Although we’re not quite at the dystopian Black Mirror reality of having our very existence defined by a social score, it’s plain to see that everything we do is controlled by algorithms of suitability.

One of these is our credit score, which is used to decide whether you’re given everything from credit cards to jobs to phone contracts.

You can check your credit score in a number of ways, and will see a number (sometimes between 0 and 700 or 0 and 999 depending on where you go).

It’s worth noting that the number you’ll see on sites like ClearScore and Experian aren’t ever seen by companies that search you. This is more for your guidance.

Instead, those checking credit will see various factors that signpost to them whether you’ll be able to pay for whatever they’re offering.

That’s why it’s not as simple as ‘only scores of X and above will be accepted’.

Of all these variables, some you can fix easily, and some take a bit more work. Here’s what’s taken into account.

How well you pay

This is the main thing lenders will look at when they’re checking your credit.

As they’re looking to see whether you’ll pay them on time in the future, they look at your past payments to see any default and missed payments.

Your credit report will be marked if you miss payments, and this could affect your score for up to six years.

Credit history

This is also important, and can reflect badly on people who’ve had no credit in the past (seems counterproductive, but yet still a thing).

If a lender is unable to see whether you’re good at paying, they can’t exactly vouch for you.

That’s why you might notice your score is low despite the fact you’ve never had any credit cards, loans, or otherwise.

To improve your credit history, a phone contract, credit card with a small balance, or student 0% overdraft (that you know you can pay back on time and in full) could help.

How much of your credit you’ve used

On your report, it will be logged how much available credit you have, as well as how much of that you’ve used.

So, if you have a credit card with a £1,000 limit, and have used up £997, you’ll (usually) be less likely to be accepted than someone who’s used £497 of their balance.

This is because a high credit utilisation implies that you’re reliant on credit, and don’t have much spare cash left over to pay them back.

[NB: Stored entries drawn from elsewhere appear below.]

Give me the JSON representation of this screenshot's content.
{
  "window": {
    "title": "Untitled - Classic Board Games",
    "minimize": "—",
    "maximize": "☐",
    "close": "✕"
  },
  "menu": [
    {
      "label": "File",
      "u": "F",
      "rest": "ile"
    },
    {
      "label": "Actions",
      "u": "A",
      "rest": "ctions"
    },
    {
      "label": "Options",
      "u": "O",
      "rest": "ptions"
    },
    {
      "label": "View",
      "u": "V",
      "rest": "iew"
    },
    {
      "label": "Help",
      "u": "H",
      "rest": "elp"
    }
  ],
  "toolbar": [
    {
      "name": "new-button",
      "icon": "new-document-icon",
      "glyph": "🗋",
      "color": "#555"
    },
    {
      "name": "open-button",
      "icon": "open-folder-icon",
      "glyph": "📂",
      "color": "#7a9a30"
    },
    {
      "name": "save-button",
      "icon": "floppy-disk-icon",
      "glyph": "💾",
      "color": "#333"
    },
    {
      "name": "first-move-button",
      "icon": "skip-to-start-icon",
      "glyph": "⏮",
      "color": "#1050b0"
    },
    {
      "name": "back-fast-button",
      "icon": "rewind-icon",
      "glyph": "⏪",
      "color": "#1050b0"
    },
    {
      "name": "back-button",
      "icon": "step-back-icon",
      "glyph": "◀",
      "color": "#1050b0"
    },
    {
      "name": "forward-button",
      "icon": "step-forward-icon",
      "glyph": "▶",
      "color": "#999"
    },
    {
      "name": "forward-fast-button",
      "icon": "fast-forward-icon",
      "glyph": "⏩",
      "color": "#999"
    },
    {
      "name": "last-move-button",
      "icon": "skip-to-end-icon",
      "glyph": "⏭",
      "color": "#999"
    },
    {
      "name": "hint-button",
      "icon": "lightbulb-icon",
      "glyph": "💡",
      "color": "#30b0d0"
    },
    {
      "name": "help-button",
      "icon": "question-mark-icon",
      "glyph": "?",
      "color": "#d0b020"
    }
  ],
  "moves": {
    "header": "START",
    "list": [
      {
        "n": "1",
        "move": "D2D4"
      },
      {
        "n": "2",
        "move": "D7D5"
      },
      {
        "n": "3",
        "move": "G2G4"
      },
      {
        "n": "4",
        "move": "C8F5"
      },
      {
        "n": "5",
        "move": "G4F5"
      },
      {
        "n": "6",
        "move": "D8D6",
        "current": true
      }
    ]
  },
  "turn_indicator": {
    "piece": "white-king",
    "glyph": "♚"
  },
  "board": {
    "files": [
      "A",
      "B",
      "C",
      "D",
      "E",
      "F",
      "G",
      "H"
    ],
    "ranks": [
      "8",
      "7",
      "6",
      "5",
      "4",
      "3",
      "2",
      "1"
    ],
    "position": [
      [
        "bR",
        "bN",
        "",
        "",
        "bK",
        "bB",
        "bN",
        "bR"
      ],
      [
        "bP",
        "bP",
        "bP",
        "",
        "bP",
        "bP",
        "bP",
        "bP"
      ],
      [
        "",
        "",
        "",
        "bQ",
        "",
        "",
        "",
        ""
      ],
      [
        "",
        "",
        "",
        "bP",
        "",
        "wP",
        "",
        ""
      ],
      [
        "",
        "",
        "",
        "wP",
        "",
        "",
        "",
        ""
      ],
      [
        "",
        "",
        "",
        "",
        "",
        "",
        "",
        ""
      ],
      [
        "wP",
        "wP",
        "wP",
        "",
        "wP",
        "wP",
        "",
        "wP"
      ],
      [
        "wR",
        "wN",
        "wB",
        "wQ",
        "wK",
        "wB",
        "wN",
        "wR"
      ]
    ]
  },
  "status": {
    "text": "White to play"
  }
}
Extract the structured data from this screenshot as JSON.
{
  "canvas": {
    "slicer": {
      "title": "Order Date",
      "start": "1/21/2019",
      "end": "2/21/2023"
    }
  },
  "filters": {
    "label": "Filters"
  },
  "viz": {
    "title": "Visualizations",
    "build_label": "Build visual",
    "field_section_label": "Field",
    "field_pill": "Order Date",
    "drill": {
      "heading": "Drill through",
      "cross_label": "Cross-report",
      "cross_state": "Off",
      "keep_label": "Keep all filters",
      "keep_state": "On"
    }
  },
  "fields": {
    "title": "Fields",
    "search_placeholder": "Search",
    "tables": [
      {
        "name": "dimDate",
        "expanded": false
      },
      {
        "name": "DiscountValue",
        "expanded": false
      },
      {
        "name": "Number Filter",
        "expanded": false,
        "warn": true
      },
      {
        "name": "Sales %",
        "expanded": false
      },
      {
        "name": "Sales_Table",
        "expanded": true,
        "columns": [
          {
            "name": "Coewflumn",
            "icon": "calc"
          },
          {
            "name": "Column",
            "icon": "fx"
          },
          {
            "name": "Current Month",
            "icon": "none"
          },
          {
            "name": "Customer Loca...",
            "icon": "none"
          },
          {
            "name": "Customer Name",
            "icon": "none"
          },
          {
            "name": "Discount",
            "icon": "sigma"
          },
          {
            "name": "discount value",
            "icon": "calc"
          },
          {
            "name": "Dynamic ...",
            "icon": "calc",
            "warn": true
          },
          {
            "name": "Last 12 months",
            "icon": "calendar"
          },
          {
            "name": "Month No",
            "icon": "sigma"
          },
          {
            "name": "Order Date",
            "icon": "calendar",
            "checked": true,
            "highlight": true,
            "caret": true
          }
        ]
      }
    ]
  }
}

How many different credit accounts you have

In another odd and counterproductive turn, some lenders will see you as a threat if you don’t have something called a good ‘credit mix’.

It doesn’t mean you should go out and get into all different types of debt, but it does mean they want to see you can handle different types of account.

You could still have a great credit score with just one account on your report (so we can’t stress enough, please don’t go get a loan or credit card to ‘fix’ this factor), but it differs from lender to lender, and could have an affect on your suitability.

How ‘credit hungry’ you are

When you apply for credit a ‘hard search’ will be performed. This is when they look at these factors to see whether you’ll be accepted or not.

That hard search leaves a footprint on your report, and too many of them over a short period of time could indicate that you’re ‘credit hungry’.

That’s why it’s usually advised to keep applications to a minimum unless necessary, or only use lenders who check your file via a ‘soft search’ or ‘quotation search’.

Lenders can’t see whether you’ve been accepted for the credit you’ve applied for, and when you check your own credit score this is also done via a soft search. However, it’s still worth being mindful of those hard searches and how they’ve impacted your score over the years.

How long you’ve held credit accounts

If you can prove to lenders that you’re a dependable and loyal customer, this will stand to you in your credit report.

Flitting between products or only having ones for short periods would tell them you’d do the same with them.

Remedying this isn’t as easy for younger people or those who are just starting on building their credit, but you’ll get there in time.

The Electoral Roll

It’s important for companies to be able to verify your identity and address, and the best way they can do that is by matching your application to the Electoral Roll.

If what you’ve said is the same as what’s on there, it will benefit your score.

Other things

Because every lender is different, even having a ‘perfect’ credit score can be seen as a negative in the eyes of some. For example, if you pay off your credit cards in full, you won’t be profitable to them as a business, and may get rejected.

Obviously you should still pay your bills in full and on time if you can, but you should remember that there’s no such thing as a customer who’ll be accepted everywhere all the time.

Everything from the fact you prefer to use your credit card to take cash out or the amount you pay back monthly (whether it’s the minimum or more) can be shared, so don’t worry too much if your score isn’t what you thought it was or your file isn’t matching up to expectations.

The best thing you can do is keep accounts in credit or pay back as much as possible, and keep an eye on your credit score so that if anything changes, you know before anyone else.